I'm trying to install the command-line version of Tor. I have actually already done so using Homebrew, but it gives me the following notice:

[notice] Your OpenSSL version seems to be 0.9.8y. We recommend 1.0.0 or later.

So I updated OpenSSL. openssl version now yields in 1.0.1f.

When I run which openssl in Terminal, it returns with /usr/local/bin/openssl. When I run which tor in Terminal, it returns with /usr/local/bin/tor.

So why isn't Tor seeing the updated version of OpenSSL?

Was it helpful?

Solution 2

I uninstalled Tor via Homebrew and installed it again via Homebrew. I needed to have my $PATH set BEFORE I installed Tor. Doing this fixed my problem.

OTHER TIPS

So why isn't Tor seeing the updated version of OpenSSL?

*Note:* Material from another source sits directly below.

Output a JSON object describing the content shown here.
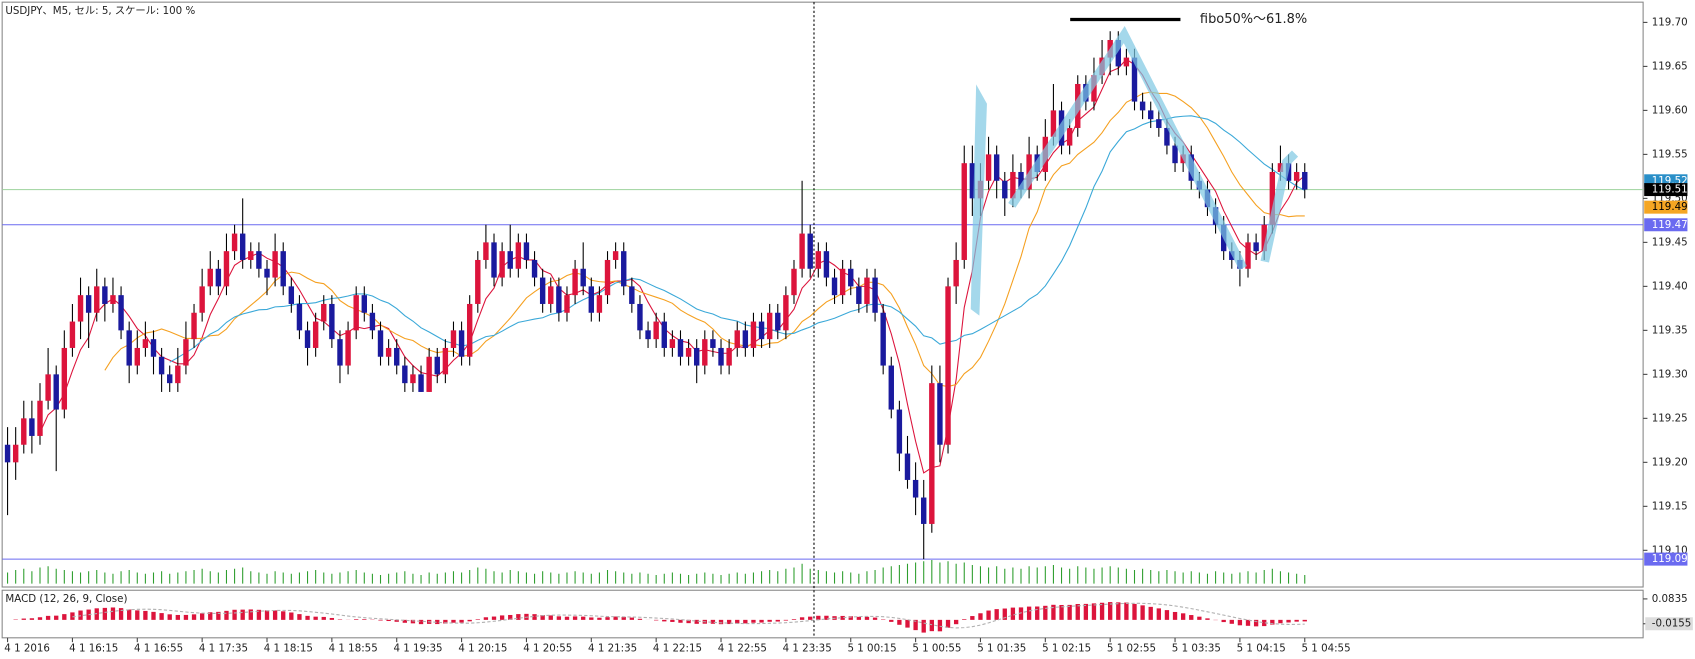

Mac OS X will do as much as it can to load 0.9.8 in /usr/lib:

$ find /usr/ -iname libssl*
/usr//lib/libssl.0.9.7.dylib
/usr//lib/libssl.0.9.8.dylib
/usr//lib/libssl.dylib

LD_PRELOAD is not honored on Mac OS X (IIRC). Try using DYLD_LIBRARY_PATH. But be sure your Tor linked against 1.0.1, and not 0.9.8. Otherwise, you'll catch obscure errors that make no sense.


When I run which tor in Terminal, it returns with /usr/local/bin/tor

Did you build Tor yourself? If you built it yourself, then here's a few notes from the field with respect to Apple's linkers. (1) they silently ignore rpath's. (2) they silently ignore requests like -Bstatic. (3) more generally, they always link to the shared object if available (even on iOS where the only thing you are suppose to use is an archive). (4) LD_PRELOAD is not honored.

You have to be persistent to link to the OpenSSL in /usr/local/ssl/. The best way I have found is to remove -L, remove -lssl and remove -lcrypto from the makefiles; and add the full path names of the static archive at /usr/local/ssl/lib/libssl.a and /usr/local/ssl/lib/libcrypto.a.